A Justiça Federal em Brasília autorizou nesta segunda-feira (13) a condução coercitiva do lobista Marconny Albernaz de Faria para depor à CPI da Covid, caso ele não compareça e nem justifique a sua eventual ausência.

O depoimento está marcado para quarta-feira (15). Na semana passada, a defesa divulgou nota na qual informou que ele comparecerá. “Não é verdade que eu sou um ‘foragido’ da CPI. Sequer fui intimado. Estou à disposição da comissão para prestar depoimento na data designada”, afirmou no texto da nota.

Marconny Albernaz de Faria é apontado pela CPI da Covid como um intermediário da Precisa Medicamentos, que fechou contrato com o Ministério da Saúde de mais de R$ 1 bilhão para venda de vacina contra o coronavírus — o contrato foi suspenso por suspeita de irregularidade.

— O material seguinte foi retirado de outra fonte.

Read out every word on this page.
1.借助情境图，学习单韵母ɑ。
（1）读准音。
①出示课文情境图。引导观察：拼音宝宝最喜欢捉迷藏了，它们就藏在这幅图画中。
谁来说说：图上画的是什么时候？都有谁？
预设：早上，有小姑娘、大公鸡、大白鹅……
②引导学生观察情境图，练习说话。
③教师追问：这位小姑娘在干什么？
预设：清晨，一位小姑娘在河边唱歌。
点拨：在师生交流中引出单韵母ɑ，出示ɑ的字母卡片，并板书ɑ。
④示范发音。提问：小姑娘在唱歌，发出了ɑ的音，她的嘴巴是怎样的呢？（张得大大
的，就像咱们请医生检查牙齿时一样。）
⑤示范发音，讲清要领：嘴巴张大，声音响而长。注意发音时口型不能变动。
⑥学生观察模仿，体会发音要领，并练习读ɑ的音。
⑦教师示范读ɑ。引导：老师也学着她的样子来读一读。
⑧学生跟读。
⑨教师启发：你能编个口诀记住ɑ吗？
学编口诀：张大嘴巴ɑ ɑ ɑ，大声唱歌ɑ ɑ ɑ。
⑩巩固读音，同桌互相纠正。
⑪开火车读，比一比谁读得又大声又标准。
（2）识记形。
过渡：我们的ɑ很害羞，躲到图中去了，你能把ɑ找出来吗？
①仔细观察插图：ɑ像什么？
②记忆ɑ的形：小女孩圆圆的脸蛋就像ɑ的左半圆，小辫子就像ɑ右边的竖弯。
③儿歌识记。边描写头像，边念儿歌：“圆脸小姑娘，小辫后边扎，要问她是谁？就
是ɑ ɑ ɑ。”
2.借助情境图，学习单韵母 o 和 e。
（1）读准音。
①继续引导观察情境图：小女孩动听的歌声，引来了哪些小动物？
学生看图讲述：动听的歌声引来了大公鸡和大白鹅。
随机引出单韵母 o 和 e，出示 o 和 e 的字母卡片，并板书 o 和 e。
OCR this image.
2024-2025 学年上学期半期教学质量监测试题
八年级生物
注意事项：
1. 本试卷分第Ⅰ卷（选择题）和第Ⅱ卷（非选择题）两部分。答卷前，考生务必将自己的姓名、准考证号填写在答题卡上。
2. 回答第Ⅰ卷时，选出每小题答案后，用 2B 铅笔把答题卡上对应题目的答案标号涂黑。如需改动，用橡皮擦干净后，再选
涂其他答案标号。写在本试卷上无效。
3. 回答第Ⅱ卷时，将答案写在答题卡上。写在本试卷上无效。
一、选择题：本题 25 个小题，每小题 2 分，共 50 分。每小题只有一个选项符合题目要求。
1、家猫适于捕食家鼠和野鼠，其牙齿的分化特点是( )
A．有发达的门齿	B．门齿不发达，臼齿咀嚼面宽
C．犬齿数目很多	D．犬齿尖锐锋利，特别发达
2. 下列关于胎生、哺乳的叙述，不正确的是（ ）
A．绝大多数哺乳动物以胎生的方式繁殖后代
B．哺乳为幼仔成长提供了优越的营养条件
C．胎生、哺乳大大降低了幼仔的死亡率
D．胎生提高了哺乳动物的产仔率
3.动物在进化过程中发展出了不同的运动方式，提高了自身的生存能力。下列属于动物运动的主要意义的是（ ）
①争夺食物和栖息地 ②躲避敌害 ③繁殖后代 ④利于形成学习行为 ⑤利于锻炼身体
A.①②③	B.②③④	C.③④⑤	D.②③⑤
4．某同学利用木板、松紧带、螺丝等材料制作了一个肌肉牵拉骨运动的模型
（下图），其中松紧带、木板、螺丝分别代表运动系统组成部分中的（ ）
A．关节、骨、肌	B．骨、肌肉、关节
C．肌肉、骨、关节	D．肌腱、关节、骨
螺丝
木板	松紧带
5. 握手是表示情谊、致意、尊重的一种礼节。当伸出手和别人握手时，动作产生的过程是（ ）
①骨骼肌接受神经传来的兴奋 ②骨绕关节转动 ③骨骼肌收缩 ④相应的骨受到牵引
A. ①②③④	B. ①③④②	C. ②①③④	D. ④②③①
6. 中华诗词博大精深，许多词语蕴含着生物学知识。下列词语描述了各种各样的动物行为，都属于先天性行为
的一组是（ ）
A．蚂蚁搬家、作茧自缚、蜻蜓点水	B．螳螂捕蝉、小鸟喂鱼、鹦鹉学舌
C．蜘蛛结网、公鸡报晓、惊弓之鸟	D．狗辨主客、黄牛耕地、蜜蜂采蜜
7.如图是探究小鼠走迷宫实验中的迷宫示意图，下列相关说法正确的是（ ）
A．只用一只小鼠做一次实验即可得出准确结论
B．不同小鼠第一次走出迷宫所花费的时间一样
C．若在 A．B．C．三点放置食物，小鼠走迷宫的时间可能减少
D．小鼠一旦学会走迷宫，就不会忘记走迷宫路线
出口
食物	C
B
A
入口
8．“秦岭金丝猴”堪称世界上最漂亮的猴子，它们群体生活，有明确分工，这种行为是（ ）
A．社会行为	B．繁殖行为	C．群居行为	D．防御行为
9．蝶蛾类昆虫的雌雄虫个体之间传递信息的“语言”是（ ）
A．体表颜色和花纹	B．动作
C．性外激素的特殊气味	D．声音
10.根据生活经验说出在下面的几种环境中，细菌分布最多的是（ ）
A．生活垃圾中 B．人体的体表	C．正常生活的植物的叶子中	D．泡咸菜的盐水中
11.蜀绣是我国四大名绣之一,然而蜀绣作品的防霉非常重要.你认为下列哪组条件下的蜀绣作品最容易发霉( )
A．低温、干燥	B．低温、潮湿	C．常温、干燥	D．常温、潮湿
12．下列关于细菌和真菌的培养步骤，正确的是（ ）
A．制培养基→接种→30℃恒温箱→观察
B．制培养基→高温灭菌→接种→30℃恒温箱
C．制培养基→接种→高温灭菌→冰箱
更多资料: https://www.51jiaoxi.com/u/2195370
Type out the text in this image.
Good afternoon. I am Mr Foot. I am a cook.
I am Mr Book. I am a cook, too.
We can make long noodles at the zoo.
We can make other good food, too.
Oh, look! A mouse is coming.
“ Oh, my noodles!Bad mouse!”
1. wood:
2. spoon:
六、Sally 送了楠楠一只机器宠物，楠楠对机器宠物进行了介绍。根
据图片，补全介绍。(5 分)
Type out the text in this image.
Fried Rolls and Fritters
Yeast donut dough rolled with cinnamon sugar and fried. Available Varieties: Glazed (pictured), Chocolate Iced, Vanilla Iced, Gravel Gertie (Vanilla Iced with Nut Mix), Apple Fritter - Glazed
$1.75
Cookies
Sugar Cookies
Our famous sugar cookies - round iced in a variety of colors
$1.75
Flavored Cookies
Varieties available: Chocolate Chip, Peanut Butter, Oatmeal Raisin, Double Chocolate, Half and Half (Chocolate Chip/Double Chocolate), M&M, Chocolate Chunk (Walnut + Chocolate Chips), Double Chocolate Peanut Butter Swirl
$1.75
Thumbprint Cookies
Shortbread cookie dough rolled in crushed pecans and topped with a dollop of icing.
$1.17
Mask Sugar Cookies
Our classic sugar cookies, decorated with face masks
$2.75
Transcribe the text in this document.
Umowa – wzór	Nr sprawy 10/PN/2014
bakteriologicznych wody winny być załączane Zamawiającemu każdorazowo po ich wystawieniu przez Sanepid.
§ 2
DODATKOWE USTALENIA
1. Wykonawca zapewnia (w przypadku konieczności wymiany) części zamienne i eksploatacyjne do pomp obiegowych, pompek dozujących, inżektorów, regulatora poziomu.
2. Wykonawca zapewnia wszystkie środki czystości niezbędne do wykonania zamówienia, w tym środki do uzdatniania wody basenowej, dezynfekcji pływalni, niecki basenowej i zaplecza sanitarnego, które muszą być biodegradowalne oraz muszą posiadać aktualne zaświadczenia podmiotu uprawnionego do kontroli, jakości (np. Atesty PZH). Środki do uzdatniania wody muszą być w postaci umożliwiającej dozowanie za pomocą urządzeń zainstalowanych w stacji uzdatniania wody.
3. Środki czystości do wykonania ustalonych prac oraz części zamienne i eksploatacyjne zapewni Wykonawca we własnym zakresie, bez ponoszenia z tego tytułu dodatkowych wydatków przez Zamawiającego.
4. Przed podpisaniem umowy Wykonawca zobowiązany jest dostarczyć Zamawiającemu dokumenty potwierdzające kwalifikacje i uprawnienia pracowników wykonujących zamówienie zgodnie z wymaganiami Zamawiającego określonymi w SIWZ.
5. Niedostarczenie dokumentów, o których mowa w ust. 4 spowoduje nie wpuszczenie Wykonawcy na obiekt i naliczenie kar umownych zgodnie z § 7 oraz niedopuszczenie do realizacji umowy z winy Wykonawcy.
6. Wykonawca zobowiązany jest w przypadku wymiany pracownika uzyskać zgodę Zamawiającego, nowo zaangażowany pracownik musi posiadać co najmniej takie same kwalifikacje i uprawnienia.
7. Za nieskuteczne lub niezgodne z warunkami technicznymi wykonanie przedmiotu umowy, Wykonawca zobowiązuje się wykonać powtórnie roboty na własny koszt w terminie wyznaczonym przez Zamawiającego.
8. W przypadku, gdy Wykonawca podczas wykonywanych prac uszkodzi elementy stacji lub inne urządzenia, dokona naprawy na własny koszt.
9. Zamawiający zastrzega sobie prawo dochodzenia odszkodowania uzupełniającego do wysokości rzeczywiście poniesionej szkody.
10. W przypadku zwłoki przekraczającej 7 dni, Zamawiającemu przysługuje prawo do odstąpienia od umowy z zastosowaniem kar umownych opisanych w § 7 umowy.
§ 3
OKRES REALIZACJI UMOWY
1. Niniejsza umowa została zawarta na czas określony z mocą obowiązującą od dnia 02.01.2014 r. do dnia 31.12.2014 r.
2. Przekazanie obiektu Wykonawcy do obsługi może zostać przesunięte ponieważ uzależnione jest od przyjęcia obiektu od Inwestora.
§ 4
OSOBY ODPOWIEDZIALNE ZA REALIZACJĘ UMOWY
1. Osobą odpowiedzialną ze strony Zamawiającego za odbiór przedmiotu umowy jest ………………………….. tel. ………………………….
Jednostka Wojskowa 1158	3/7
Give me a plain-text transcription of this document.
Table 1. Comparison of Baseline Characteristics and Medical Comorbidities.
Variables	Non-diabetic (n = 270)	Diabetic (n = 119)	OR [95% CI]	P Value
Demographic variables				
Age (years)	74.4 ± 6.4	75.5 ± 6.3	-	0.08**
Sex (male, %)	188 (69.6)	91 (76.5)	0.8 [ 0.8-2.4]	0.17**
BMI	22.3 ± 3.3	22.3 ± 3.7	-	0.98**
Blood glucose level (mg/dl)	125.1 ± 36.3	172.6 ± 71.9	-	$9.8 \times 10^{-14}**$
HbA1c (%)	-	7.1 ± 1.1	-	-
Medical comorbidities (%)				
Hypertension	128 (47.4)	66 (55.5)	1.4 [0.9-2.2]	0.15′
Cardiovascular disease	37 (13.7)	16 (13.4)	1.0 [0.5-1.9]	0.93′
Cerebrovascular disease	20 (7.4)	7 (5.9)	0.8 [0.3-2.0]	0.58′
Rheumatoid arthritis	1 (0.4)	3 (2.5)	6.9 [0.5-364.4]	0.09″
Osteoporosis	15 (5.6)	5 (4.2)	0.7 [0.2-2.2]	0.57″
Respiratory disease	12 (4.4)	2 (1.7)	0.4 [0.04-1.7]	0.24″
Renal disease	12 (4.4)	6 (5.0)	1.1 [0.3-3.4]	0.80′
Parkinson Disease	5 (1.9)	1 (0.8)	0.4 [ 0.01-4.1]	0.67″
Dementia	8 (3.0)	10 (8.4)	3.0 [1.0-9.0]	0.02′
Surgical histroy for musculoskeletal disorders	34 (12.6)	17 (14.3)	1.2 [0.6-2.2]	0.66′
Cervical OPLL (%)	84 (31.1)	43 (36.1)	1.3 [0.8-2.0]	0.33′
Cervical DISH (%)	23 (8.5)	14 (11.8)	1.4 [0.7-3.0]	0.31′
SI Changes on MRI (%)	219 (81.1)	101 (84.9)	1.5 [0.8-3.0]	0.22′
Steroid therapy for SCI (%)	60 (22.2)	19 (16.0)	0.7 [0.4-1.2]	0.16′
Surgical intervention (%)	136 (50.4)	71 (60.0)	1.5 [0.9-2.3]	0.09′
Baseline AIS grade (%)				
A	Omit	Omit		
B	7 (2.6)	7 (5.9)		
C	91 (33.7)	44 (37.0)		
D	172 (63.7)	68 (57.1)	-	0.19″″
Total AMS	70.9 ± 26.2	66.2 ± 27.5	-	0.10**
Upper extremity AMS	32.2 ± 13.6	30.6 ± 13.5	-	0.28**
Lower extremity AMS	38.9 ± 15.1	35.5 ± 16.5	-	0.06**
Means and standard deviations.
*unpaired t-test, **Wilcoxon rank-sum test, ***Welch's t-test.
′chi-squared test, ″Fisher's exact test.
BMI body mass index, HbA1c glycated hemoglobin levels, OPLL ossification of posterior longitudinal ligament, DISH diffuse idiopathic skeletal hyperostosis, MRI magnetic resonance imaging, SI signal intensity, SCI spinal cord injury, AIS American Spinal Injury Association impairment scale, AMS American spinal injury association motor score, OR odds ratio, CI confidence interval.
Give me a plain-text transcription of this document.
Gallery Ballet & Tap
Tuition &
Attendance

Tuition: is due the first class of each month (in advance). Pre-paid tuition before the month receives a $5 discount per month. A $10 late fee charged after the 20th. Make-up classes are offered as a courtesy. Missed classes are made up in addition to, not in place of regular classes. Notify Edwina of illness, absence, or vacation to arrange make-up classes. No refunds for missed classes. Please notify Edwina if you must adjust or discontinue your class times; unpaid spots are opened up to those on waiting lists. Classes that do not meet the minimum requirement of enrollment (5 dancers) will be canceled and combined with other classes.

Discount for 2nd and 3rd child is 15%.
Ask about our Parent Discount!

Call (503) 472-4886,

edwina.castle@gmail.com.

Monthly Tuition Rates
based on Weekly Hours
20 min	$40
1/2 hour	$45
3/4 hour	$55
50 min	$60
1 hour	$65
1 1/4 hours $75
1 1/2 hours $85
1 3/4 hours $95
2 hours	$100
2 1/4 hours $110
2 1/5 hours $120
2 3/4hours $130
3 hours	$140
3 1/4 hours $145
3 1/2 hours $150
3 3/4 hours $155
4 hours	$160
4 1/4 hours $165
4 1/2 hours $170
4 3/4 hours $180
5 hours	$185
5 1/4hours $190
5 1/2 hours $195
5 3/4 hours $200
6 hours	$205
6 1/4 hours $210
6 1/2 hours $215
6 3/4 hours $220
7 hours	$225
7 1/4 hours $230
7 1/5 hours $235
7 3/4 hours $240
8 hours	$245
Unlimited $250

A CPI tinha se programado para ouvir o depoimento de Albernaz no início do mês, mas ele não compareceu. O lobista apresentou um atestado médico, que a CPI contesta.

CPI da Covid pede ao Supremo condução coercitiva do advogado Marconny Albernaz de Faria

À Justiça, a CPI da Covid afirmou que ele tem demonstrado inequívoca intenção de não prestar os esclarecimentos. Segundo a Advocacia do Senado, o depoimento é absolutamente imprescindível para as investigações.

Na decisão, a juíza Pollyana Kelly Alves afirmou que testemunha não pode se recusar a prestar depoimento sobre fatos que tenha conhecimento, seja em juízo, seja perante a Comissão Parlamentar de Inquérito.